Alcuni di questi nuovi geni sono infatti coinvolti nel funzionamento dell’ippocampo, la prima area cerebrale che si altera a causa dell’Alzheimer, e nelle attività di comunicazione tra i neuroni. «Si tratta, in tutti i casi, di meccanismi - ha spiegato Nacmias - che hanno un ruolo importante nei processi che possono portare a neurodegenerazione. Ulteriori studi sono necessari per caratterizzare queste varianti dal punto di vista funzionale, per chiarire la loro associazione con il rischio di malattia e per definire meglio il loro ruolo nella fisiopatologia dell’Alzheimer».  

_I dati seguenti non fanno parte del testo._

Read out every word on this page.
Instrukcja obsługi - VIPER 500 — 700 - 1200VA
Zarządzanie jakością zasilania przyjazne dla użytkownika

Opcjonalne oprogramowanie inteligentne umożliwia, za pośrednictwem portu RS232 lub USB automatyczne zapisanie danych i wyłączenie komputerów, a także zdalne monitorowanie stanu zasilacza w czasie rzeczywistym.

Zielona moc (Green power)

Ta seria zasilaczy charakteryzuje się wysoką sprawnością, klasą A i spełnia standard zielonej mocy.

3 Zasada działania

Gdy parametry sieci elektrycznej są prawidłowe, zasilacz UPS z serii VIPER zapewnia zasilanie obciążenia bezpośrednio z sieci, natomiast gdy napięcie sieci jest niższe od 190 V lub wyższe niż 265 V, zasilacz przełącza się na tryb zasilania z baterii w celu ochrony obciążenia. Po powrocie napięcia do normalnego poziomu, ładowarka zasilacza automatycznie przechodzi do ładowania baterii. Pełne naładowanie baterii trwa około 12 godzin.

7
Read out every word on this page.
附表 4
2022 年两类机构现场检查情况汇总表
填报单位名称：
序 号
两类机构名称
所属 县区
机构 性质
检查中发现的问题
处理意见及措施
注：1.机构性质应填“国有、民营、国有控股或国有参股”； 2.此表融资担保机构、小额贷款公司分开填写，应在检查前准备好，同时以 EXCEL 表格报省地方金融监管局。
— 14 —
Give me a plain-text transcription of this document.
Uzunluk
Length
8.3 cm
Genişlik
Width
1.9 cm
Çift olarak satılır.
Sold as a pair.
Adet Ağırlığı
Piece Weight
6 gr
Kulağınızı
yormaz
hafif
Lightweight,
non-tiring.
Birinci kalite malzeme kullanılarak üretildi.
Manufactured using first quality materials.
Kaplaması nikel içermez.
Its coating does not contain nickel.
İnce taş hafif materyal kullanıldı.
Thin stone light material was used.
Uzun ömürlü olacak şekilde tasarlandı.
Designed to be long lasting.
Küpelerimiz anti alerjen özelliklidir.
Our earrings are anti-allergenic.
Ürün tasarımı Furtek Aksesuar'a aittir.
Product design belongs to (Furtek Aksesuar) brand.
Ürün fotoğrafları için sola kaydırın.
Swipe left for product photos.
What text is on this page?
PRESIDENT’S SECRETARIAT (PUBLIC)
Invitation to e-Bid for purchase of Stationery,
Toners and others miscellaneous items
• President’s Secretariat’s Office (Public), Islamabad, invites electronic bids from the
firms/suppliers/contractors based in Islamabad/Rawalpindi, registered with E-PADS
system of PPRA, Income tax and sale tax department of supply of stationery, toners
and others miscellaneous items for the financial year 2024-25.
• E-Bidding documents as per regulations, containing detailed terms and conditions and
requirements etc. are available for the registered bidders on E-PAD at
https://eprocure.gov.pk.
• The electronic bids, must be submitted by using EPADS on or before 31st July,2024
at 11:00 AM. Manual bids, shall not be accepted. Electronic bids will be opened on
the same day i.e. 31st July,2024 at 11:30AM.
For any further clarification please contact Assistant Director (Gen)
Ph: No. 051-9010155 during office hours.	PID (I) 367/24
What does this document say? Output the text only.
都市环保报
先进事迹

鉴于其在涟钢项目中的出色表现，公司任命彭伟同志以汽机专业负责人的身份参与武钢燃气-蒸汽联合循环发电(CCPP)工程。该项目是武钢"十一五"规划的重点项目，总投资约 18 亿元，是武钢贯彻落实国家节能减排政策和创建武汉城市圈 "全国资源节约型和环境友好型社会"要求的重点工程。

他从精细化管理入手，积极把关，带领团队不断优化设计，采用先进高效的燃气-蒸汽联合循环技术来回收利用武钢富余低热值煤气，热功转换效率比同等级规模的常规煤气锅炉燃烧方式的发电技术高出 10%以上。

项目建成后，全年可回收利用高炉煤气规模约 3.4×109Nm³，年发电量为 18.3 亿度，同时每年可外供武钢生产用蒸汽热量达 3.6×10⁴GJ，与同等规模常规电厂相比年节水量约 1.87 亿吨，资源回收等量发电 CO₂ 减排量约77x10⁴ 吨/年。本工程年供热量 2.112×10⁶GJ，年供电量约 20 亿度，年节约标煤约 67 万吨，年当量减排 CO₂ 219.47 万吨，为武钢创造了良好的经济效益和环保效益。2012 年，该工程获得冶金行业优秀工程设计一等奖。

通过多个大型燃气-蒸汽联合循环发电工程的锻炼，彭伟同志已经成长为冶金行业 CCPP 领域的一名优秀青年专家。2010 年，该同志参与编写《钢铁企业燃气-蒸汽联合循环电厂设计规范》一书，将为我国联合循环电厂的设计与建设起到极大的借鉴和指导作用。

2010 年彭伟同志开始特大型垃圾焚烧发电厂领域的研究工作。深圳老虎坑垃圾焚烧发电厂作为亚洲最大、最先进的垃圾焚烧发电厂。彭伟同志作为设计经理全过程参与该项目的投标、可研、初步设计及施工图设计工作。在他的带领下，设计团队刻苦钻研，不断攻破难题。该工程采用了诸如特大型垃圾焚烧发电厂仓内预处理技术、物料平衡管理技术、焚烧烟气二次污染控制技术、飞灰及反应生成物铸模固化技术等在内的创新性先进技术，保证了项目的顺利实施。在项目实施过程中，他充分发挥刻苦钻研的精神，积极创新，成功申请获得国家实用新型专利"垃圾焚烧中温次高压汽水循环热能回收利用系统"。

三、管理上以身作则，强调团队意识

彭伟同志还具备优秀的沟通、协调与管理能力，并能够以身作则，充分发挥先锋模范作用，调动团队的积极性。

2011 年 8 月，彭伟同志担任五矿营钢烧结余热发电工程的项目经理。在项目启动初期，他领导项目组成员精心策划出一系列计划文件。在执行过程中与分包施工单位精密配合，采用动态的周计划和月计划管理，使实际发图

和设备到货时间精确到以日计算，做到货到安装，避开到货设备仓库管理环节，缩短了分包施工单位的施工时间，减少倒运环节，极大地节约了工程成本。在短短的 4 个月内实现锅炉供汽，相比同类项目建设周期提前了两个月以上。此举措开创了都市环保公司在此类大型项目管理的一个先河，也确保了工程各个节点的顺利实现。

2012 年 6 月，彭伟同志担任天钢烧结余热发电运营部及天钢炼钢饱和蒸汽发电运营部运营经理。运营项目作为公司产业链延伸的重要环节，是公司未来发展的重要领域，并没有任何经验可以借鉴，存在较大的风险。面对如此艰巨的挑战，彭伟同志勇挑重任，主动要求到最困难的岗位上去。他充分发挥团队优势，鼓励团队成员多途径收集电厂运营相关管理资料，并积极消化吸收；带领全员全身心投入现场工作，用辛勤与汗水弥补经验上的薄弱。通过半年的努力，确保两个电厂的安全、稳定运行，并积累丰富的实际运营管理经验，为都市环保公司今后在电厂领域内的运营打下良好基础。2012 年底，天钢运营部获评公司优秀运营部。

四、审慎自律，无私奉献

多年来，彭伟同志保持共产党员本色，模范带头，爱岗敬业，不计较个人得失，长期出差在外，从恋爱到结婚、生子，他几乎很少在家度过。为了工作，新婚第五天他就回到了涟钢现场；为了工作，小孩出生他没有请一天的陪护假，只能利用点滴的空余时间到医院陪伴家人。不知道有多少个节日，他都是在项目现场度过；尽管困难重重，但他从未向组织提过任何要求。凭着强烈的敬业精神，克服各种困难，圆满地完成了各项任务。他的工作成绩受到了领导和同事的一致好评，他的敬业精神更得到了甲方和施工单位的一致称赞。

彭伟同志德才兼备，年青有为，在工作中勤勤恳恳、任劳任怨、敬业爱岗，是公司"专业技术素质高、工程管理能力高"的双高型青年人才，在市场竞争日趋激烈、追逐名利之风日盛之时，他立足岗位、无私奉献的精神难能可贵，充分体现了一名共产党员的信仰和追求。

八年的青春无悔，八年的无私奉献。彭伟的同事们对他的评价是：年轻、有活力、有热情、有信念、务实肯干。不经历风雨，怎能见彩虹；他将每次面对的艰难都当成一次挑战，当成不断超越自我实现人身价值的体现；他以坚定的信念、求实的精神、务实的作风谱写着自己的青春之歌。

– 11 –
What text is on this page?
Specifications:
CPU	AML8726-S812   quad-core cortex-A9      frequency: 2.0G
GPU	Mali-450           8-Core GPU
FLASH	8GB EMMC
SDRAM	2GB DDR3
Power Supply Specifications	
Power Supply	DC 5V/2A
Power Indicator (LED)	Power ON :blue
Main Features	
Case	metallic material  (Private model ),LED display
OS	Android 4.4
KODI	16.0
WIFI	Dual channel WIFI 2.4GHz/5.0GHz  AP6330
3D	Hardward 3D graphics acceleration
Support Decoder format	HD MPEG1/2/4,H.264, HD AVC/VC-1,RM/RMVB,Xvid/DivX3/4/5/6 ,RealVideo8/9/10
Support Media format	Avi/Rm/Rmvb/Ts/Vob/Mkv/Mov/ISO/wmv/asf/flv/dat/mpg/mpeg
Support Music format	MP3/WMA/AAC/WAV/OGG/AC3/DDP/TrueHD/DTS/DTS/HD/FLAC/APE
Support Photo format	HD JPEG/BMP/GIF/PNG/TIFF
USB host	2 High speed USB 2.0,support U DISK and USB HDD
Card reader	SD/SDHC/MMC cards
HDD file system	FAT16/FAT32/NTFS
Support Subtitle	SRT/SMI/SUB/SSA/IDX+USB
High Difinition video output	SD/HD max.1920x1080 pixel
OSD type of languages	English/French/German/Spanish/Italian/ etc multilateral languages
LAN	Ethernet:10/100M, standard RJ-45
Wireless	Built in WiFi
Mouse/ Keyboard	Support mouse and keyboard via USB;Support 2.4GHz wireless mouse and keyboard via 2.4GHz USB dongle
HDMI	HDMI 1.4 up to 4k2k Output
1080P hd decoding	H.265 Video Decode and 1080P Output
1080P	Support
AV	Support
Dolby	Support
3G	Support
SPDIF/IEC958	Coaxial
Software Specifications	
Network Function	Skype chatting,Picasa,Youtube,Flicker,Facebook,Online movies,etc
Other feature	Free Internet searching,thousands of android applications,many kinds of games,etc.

«Questi nuovi dati forniscono nuovo impulso alla ricerca - ha commentato Sorbi - suggerendo indicazioni anche per lo sviluppo di strategie terapeutiche». 

La malattia di Alzheimer è un processo neurodegenerativo che provoca un declino globale delle funzioni della memoria e di quelle intellettive, associato a un deterioramento della personalità e della vita di relazione. La malattia è causata da fattori genetici e ambientali, che favoriscono la progressiva deposizione all’interno del cervello di una particolare proteina, denominata beta-amiloide, con conseguenze tossiche sui neuroni, favorendo la progressiva degenerazione cerebrale. La malattia colpisce in modo conclamato circa il 5 per cento delle persone oltre i 60 anni. In Italia si stimano circa 600.000 ammalati. Il costante aumento della popolazione in età senile sta rendendo questa patologia una vera e propria «epidemia silente», con elevati costi sociali ed economici.